Mx204 alternative

Denys Fedoryshchenko nuclearcat at nuclearcat.com
Mon Sep 2 13:23:46 UTC 2019


On 2019-09-02 15:52, Baldur Norddahl wrote:
> 
> Maturity is such a subjective word. But yes there are plenty of
> options for routing protocols on a Linux. Every internet exchange is
> running BGP on Linux for the route server after all.
> 
> I am not recommending a server over MX204. I think MX204 is brilliant.
> It is one of the cheapest options and if that is not cheap enough,
> THEN the server solution is probably what you may be looking for.
> 
> You can move a lot of traffic even with an old leftover server.
> Especially if you are not concerned with moving 64 bytes DDoS at line
> speed, because likely you would be down anyway in that case.
> 
> As to the OPEX I would claim there are small shops that would have an
> easier time with a server, because they know how to do that. They
> would have only one or two routers and learning how to run JUNOS just
> for that might never happen. It all depends on what workforce you
> have. Network people or server guys?
> 
> Regards
> 
> Baldur
> 
>> 

I think that such types of DDoS are much easier to solve on a server 
with XDP/eBPF than on MX.
And much cheaper if we are talking about the new SYN+ACK DDoS and it is 
exactly 64b ddos case.

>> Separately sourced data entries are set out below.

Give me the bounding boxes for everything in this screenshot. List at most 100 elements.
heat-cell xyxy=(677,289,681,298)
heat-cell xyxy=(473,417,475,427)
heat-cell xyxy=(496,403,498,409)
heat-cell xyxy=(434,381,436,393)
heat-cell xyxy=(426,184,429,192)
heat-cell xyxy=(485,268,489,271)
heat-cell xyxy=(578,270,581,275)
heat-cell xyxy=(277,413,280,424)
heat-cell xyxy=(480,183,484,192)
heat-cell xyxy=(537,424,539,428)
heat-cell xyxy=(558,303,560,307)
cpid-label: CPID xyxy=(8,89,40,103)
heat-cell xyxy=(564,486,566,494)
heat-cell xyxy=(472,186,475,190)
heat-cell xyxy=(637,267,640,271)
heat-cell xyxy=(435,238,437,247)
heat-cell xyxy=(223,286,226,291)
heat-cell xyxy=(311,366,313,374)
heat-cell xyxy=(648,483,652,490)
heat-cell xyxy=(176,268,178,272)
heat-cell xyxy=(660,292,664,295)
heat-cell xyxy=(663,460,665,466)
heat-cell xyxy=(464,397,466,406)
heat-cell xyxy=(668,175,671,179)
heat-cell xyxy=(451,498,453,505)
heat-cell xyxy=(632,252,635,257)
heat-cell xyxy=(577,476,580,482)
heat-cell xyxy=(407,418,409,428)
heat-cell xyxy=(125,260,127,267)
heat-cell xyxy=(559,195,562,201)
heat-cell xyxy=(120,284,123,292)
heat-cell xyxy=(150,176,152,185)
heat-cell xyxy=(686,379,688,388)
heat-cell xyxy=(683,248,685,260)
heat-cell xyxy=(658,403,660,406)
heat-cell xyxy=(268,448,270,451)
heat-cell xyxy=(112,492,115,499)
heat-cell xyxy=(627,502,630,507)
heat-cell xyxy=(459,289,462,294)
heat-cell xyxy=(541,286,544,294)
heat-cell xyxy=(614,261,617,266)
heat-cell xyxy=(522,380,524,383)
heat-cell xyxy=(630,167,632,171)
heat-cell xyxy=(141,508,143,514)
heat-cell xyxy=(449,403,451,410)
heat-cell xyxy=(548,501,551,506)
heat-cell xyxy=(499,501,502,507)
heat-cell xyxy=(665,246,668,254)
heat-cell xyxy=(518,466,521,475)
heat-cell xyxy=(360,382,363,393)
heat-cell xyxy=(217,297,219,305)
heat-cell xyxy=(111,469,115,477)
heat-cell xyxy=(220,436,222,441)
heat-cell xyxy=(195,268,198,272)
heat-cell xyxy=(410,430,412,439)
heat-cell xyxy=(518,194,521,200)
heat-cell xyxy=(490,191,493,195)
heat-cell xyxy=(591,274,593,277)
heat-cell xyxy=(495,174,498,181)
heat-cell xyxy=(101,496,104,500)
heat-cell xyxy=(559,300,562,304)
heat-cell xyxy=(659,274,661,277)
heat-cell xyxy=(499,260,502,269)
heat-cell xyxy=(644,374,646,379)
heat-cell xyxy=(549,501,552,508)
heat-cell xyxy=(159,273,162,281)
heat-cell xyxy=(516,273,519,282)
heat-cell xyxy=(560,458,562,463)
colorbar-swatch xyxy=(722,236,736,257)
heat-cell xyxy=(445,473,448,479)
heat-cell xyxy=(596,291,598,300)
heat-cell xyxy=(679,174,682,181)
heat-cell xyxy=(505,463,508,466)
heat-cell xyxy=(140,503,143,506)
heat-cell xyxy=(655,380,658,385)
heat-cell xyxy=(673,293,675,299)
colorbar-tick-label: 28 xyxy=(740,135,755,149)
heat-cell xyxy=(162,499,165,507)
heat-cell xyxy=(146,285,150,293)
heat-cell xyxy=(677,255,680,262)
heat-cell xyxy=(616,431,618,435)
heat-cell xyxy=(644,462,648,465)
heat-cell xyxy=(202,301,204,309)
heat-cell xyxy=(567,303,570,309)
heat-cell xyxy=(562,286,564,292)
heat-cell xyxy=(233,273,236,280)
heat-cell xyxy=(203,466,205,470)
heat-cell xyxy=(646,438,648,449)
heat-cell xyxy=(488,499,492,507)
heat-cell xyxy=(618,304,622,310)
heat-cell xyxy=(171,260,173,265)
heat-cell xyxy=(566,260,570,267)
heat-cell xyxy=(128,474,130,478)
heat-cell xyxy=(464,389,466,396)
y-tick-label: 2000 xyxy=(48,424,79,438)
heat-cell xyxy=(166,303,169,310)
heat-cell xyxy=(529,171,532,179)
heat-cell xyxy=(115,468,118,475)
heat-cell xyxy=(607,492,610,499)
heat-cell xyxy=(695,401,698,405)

I used multiple 82599.

 From snabbco discussion, issue #1013, "If you read Intel datasheets then 
the minimum packet rate they are guaranteeing is 64B for 10G (82599), 
128B for 40G (XL710), and 256B for 100G (FM10K)."

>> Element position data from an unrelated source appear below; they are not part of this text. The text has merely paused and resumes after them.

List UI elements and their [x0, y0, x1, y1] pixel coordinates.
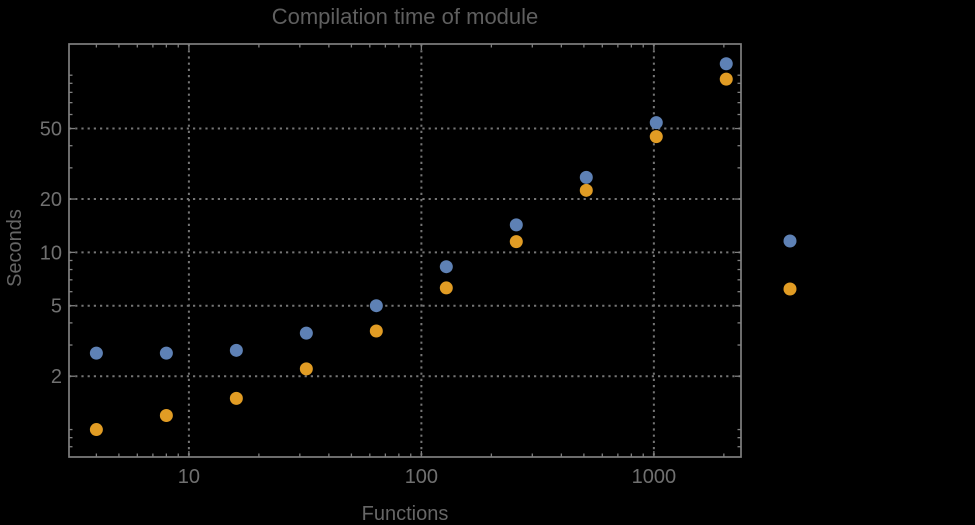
- data-point: [89, 423, 103, 437]
- data-points: [89, 57, 733, 437]
- data-point: [579, 183, 593, 197]
- legend-series-orange-marker: [783, 282, 797, 296]
- data-point: [649, 116, 663, 130]
- y-tick-label: 50: [40, 119, 62, 141]
- data-point: [439, 281, 453, 295]
- y-tick-label: 2: [51, 366, 62, 388]
- data-point: [439, 260, 453, 274]
- data-point: [719, 72, 733, 86]
- series-orange: [89, 72, 733, 437]
- chart-title: Compilation time of module: [272, 4, 539, 29]
- data-point: [229, 343, 243, 357]
- y-axis-label: Seconds: [4, 209, 26, 287]
- series-blue: [89, 57, 733, 360]
- axis-ticks: [69, 44, 741, 457]
- x-tick-label: 1000: [632, 466, 677, 488]
- y-tick-labels: 2 5 10 20 50: [40, 119, 62, 389]
- data-point: [229, 391, 243, 405]
- gridlines: [69, 44, 741, 457]
- data-point: [369, 324, 383, 338]
- x-axis-label: Functions: [362, 503, 449, 525]
- data-point: [369, 299, 383, 313]
- legend-series-blue-marker: [783, 234, 797, 248]
- data-point: [159, 409, 173, 423]
- data-point: [509, 235, 523, 249]
- data-point: [649, 130, 663, 144]
- data-point: [299, 362, 313, 376]
- data-point: [89, 346, 103, 360]
- data-point: [299, 326, 313, 340]
- plot-frame: [68, 43, 742, 458]
- x-tick-label: 100: [405, 466, 438, 488]
- legend: [783, 234, 797, 296]
- x-tick-labels: 10 100 1000: [178, 466, 676, 488]
- data-point: [719, 57, 733, 71]
- data-point: [579, 170, 593, 184]
- y-tick-label: 5: [51, 296, 62, 318]
- data-point: [509, 218, 523, 232]
- y-tick-label: 20: [40, 189, 62, 211]
- y-tick-label: 10: [40, 242, 62, 264]
- x-tick-label: 10: [178, 466, 200, 488]
- data-point: [159, 346, 173, 360]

But "hardware", ASIC enabled routers such as MX might be not better and 
even need some tuning.
https://kb.juniper.net/InfoCenter/index?page=content&id=KB33477&actp=METADATA
"On summit MX204 and MX10003 platforms, the line rate frame size is 119 
byte for 10/40GbE port and 95 byte for 100GbE port."
or some QFX, for example, Broadcom Tomahawk 32x100G switches only do 
line-rate with >= 250B packets according to datasheets.